Imperial Noble Consort of the Nguyễn dynasty
- Tenure: 1870–1883
- Predecessor: None
- Successor: Imperial Noble Consort Nguyễn Hữu Thị Nhàn

Empress mother of the Nguyễn dynasty
- Tenure: 1883–1889
- Predecessor: Empress Mother Từ Dụ
- Successor: Empress Mother Từ Minh

Grand Empress mother of the Nguyễn dynasty
- Tenure: 1889–1902
- Predecessor: Grand Empress Mother Từ Dụ
- Successor: Grand Empress Mother Khôn Nguyên

Empress consort of the Nguyễn dynasty
- Tenure: title granted posthumously
- Predecessor: Empress Nghi Thiên
- Successor: Empress Từ Minh
- Born: 20 June 1828 Lệ Thủy District, Quảng Bình Province, Vietnam
- Died: June 3, 1902 (aged 73) Huế, Vietnam
- Burial: Khiêm lăng
- Spouse: Emperor Tự Đức
- Issue: Dục Đức (adoptive-son)

Names
- Vũ Thị Duyên (武氏緣) or Vũ Thị Hài (武氏諧)

Posthumous name
- Short: Lệ Thiên Anh Hoàng hậu 儷天英皇后 Full: Lệ Thiên Phụ Thánh Trang Ý Thuận Hiếu Cần Thứ Ôn Từ Hiền Minh Tĩnh Thọ Anh hoàng hậu 儷天輔聖莊懿順孝勤恕溫慈賢明靜壽英皇后
- House: Nguyễn Phúc (by marriage)
- Father: Vũ Xuân Cẩn
- Mother: Lady Trần

= Trang Ý =

Trang Ý (莊懿, 20 June 1828 - 3 June 1902), born Vũ Thị Hài or Vũ Thị Duyên, was the wife of Tự Đức and adopted-mother of Dục Đức.

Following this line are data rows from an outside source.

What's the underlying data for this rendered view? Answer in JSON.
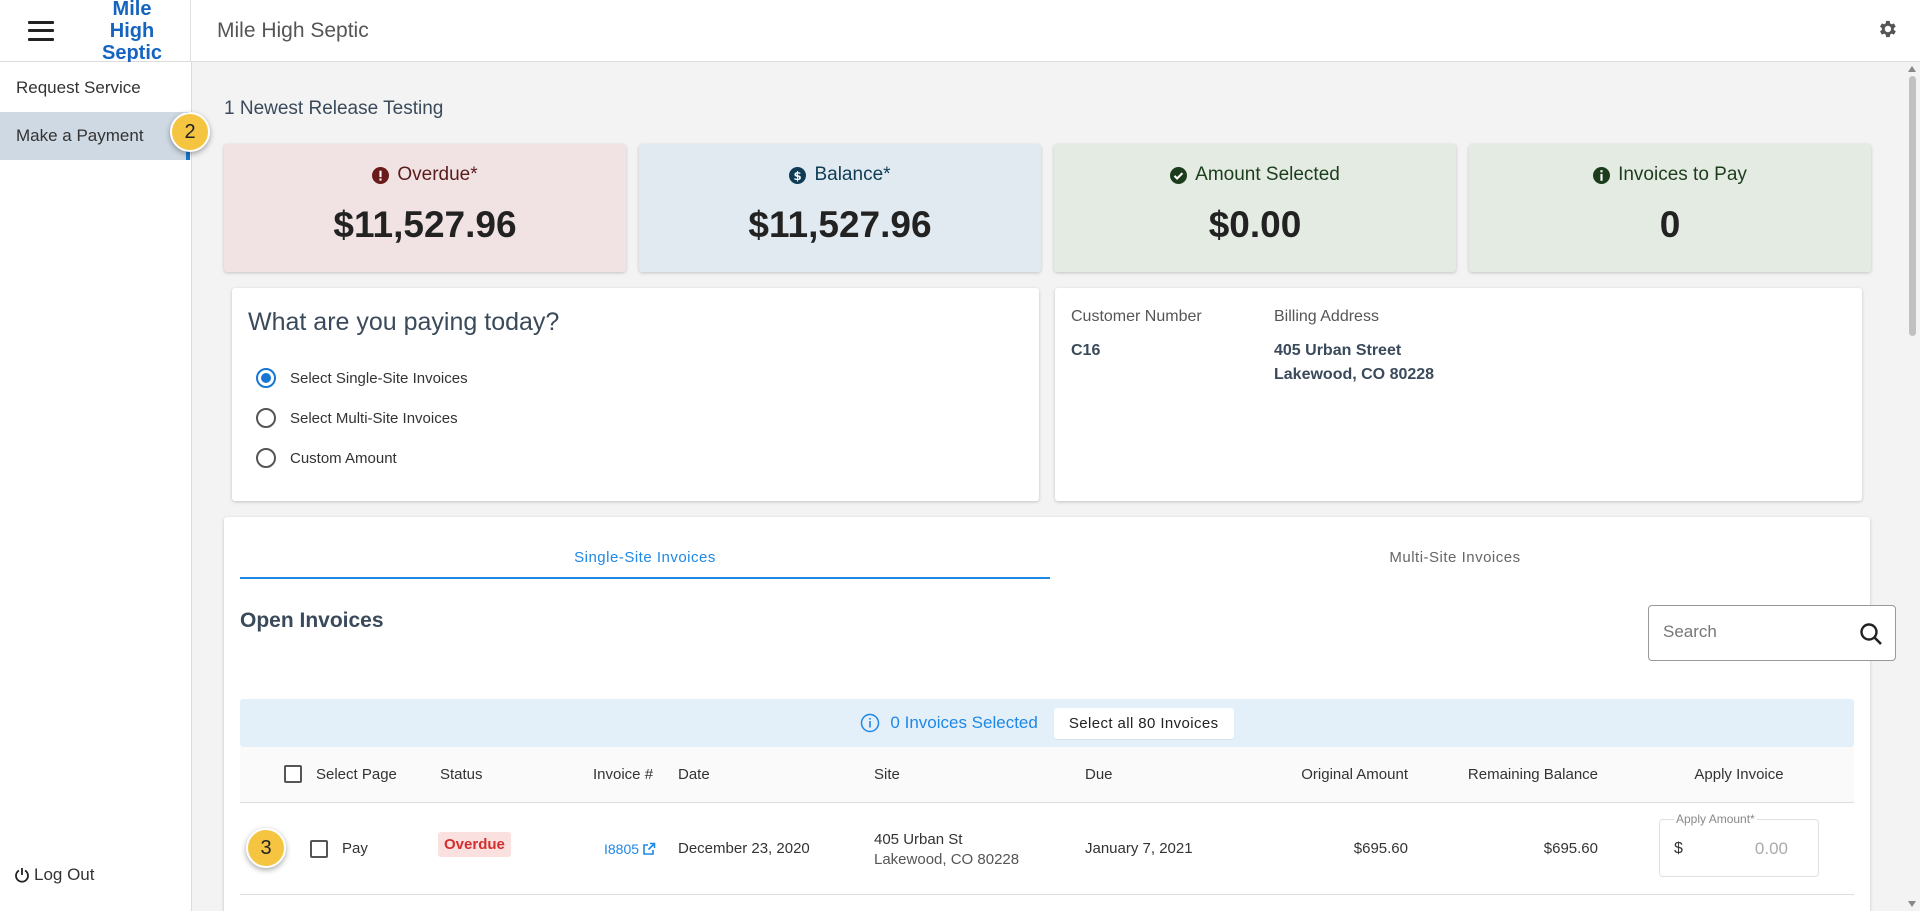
{
  "header": {
    "logo_line1": "Mile High",
    "logo_line2": "Septic",
    "app_title": "Mile High Septic"
  },
  "sidebar": {
    "items": [
      {
        "label": "Request Service",
        "active": false
      },
      {
        "label": "Make a Payment",
        "active": true
      }
    ],
    "logout_label": "Log Out"
  },
  "steps": {
    "nav": "2",
    "row": "3"
  },
  "main": {
    "page_title": "1 Newest Release Testing",
    "cards": {
      "overdue": {
        "label": "Overdue*",
        "value": "$11,527.96"
      },
      "balance": {
        "label": "Balance*",
        "value": "$11,527.96"
      },
      "selected": {
        "label": "Amount Selected",
        "value": "$0.00"
      },
      "topay": {
        "label": "Invoices to Pay",
        "value": "0"
      }
    },
    "paying": {
      "heading": "What are you paying today?",
      "options": [
        "Select Single-Site Invoices",
        "Select Multi-Site Invoices",
        "Custom Amount"
      ],
      "selected_index": 0
    },
    "customer": {
      "number_label": "Customer Number",
      "number": "C16",
      "address_label": "Billing Address",
      "address_line1": "405 Urban Street",
      "address_line2": "Lakewood, CO 80228"
    },
    "tabs": [
      "Single-Site Invoices",
      "Multi-Site Invoices"
    ],
    "open_title": "Open Invoices",
    "search_placeholder": "Search",
    "selection": {
      "count_text": "0 Invoices Selected",
      "select_all_label": "Select all 80 Invoices"
    },
    "columns": {
      "select_page": "Select Page",
      "status": "Status",
      "invoice": "Invoice #",
      "date": "Date",
      "site": "Site",
      "due": "Due",
      "original": "Original Amount",
      "remaining": "Remaining Balance",
      "apply": "Apply Invoice"
    },
    "rows": [
      {
        "pay_label": "Pay",
        "status": "Overdue",
        "invoice": "I8805",
        "date": "December 23, 2020",
        "site_line1": "405 Urban St",
        "site_line2": "Lakewood, CO 80228",
        "due": "January 7, 2021",
        "original": "$695.60",
        "remaining": "$695.60",
        "apply_label": "Apply Amount*",
        "currency": "$",
        "apply_placeholder": "0.00"
      }
    ]
  },
  "colors": {
    "accent": "#1e88e5",
    "overdue_bg": "#f1e3e3",
    "balance_bg": "#e1eaf0",
    "green_bg": "#e4ebe3",
    "badge": "#f5c542"
  }
}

She was a daughter of Vũ Xuân Cẩn. She had no child with Tự Đức, and adopted Dục Đức. After Tự Đức's death, she was granted the title Empress Khiêm (Khiêm Hoàng hậu), and elevated to the position of one of the "Tam Cung" (三宮) together with Từ Dụ and Imperial Dowager Consort Nguyễn Văn Thị Hương.

Tôn Thất Thuyết decided to launch the Cần Vương movement against French colonists. "Tam Cung" fled to Tomb of Tự Đức together with Emperor Hàm Nghi. Thuyết decided to take them to a mountain base at Tân Sở, and then went to China to hide and seek reinforcements. "Tam Cung" refused, and came back to Huế.

She was granted the title Empress Dowager Trang Ý (Trang Ý hoàng thái hậu) by Đồng Khánh in 1887, and elevated to Grand Empress Dowager Trang Ý (Trang Ý thái hoàng thái hậu) by Thành Thái in 1889. She died in 1902, and was given the posthumous name Empress Lệ Thiên.